Although these battles are taking place mainly on Twitter and Facebook, their reverberations have already reached the current-affairs desks at radio stations, where they have begged the predictable question of whether the State of Tel Aviv is indeed disconnected from the rest of the country, in a bubble of its own. Of course, the answer is "yes," and of course, it is also "no": It is pretty much like the State of Jerusalem, and the State of Rehovot, and State of the Hefer Valley Region.
These conflagrations came earlier than expected this time around. What ignited them, at noon on Friday – even before official information about the kidnapping was released – was evidently an accumulation of toxic Facebook posts directed against the three young victims themselves, together with statements made in the media that demonstrated great ignorance.
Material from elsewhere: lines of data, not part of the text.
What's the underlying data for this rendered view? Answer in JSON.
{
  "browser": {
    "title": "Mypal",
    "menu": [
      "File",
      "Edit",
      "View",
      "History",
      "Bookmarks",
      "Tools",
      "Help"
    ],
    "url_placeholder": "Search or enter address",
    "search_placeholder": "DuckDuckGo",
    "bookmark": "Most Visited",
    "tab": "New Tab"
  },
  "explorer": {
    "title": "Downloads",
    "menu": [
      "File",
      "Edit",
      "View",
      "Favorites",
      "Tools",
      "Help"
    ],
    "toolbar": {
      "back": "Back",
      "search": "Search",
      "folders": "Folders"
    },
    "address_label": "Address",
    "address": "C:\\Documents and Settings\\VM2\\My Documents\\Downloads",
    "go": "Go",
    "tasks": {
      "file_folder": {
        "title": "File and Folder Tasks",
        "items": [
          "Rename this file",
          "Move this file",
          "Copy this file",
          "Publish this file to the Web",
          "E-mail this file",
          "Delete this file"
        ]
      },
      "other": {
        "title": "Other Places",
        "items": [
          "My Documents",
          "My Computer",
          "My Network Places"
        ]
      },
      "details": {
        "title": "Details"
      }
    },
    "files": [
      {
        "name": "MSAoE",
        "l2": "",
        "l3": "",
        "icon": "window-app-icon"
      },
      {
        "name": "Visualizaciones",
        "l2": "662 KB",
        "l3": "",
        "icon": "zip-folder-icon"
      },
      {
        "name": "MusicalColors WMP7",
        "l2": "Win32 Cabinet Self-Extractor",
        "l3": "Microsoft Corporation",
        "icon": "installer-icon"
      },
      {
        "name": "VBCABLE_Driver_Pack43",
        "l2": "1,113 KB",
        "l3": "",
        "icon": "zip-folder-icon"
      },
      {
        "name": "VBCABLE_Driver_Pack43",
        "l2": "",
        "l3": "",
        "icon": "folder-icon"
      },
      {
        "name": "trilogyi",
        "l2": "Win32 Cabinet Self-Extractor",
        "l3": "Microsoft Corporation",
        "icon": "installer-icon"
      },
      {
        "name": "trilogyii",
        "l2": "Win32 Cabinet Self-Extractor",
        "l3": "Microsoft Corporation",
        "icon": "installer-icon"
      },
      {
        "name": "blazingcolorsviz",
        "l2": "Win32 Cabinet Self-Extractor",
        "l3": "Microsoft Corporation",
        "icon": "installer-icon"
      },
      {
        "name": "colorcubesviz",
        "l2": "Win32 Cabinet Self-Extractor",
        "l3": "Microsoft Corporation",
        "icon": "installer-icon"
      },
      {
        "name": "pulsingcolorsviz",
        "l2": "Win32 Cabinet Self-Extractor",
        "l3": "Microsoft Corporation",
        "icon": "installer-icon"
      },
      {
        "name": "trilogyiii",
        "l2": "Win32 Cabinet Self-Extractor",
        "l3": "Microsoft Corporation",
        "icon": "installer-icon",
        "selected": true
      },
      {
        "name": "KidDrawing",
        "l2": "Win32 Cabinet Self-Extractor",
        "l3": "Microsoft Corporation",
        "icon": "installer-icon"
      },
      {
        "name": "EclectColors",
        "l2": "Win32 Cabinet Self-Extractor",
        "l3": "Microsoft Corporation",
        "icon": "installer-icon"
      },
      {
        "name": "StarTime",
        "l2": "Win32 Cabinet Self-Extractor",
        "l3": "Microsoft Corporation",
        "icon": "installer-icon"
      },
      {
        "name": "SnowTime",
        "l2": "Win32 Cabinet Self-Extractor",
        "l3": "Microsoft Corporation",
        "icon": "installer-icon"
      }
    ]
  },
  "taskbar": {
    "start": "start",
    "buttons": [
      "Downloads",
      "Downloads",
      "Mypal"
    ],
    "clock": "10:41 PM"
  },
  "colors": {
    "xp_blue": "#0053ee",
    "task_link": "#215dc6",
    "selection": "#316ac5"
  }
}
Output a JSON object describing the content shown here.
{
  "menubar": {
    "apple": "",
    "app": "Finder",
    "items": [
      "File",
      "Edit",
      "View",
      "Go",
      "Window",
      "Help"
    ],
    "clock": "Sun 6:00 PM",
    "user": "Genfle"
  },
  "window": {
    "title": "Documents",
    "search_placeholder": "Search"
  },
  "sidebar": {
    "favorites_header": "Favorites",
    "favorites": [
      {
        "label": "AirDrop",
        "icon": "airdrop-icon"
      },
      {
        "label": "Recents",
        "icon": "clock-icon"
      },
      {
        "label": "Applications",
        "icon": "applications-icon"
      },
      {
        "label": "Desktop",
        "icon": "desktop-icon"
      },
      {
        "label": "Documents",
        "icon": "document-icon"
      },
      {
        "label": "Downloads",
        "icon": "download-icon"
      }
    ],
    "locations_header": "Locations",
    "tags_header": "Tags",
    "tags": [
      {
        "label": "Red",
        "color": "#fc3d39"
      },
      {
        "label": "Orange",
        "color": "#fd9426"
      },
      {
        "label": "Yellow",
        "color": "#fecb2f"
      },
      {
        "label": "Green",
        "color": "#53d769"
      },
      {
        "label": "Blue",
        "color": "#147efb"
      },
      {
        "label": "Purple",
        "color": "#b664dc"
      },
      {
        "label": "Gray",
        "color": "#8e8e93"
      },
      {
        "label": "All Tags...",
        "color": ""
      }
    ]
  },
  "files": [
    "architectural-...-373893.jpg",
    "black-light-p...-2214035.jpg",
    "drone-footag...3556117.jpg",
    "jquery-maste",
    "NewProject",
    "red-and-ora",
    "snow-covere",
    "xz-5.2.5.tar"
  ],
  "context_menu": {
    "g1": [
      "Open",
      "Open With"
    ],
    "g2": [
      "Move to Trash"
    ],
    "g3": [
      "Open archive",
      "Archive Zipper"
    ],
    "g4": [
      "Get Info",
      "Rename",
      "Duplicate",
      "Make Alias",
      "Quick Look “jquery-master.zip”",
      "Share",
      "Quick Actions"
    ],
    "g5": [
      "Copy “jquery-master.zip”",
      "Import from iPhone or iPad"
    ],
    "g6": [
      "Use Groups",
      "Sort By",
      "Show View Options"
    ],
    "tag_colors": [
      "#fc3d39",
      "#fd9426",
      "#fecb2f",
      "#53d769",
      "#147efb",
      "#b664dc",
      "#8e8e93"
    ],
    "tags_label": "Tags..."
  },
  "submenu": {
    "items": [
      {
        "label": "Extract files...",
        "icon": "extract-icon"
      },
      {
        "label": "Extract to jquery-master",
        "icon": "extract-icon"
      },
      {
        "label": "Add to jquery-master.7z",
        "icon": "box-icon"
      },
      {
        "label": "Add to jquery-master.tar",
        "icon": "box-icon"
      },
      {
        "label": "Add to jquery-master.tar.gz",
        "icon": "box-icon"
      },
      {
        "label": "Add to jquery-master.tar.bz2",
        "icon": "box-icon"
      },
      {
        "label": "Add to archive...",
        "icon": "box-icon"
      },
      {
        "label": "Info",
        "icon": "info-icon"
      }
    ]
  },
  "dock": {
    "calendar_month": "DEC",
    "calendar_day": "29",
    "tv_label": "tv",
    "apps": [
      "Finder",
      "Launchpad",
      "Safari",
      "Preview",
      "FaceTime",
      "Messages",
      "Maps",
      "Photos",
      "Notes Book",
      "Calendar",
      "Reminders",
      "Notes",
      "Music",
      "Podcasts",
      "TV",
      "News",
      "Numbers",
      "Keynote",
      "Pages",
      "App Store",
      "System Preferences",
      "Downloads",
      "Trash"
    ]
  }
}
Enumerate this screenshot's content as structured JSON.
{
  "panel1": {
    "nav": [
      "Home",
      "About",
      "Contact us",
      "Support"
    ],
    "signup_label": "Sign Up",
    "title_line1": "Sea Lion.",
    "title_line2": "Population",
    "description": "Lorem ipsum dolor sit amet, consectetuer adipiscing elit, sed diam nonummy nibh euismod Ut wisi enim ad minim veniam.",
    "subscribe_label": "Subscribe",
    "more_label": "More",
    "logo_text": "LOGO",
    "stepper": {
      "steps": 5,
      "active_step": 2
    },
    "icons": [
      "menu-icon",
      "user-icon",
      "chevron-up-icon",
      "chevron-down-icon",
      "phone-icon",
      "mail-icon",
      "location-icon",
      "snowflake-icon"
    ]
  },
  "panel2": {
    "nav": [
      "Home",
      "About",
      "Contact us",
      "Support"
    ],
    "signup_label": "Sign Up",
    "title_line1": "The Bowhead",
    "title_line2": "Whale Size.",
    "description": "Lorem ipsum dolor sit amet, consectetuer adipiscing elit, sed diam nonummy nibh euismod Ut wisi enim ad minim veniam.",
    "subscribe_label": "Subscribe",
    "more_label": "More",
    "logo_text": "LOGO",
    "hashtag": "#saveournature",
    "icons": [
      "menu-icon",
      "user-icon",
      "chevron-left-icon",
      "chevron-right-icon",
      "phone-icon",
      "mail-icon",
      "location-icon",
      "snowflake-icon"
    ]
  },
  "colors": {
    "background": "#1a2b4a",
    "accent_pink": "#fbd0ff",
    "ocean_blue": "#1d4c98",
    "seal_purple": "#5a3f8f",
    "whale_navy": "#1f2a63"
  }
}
Alienation and the inability to commiserate with human pain, particularly in the guise of political debate or in this case criticism of hitchhiking, is contemptible. On the other hand, so is the obsessive pursuit of alienation, the desire to control the behavior and feelings of the "other," and to beat his breast instead of him.
In Israel, Arabs and Haredim are used to those who seek to regiment or control their feelings, but they are not alone. Just as one can always find the yeshiva student who makes a barbecue in Jerusalem’s Sacher Park on the eve of Memorial Day, one can also find, if one looks, venomous comments directed against religious people on Facebook or in online comments.
For the past two or three days, people have been getting worked up and wallowing in stereotypes of Tel Aviv as a disconnected city of gay pride parades and cafes, as if the cafes in Jerusalem were not full, as if no Tel Avivians were biting their nails to the quick, worrying over the missing youths.
These sorts of shallow ideas are easily adopted by many people, among them anyone who wishes to perpetuate the image of Tel Aviv as a wealthy, rowdy city, and that of Jerusalem as a poor and pious one – images that thrive in the minds of news editors who are unfamiliar with reality.
Rabbi Steinsaltz suggested to members of his community that they deal with the crisis by performing religious acts whose benefit “we may never know.” “Still we, the families, the friends and the teachers of the kidnapped boys are standing with 'idle hands' (Ecclesiastes 10:18.) All we have left now is to turn to our Father in Heaven and plead,” he wrote.
Some people do not believe in prayer. Others do. Some believe in a unifying gathering of solidarity in the city square, while others take no interest at all in the story of the kidnap victims. Perhaps, at this point in time, we might ask both groups to stop arguing.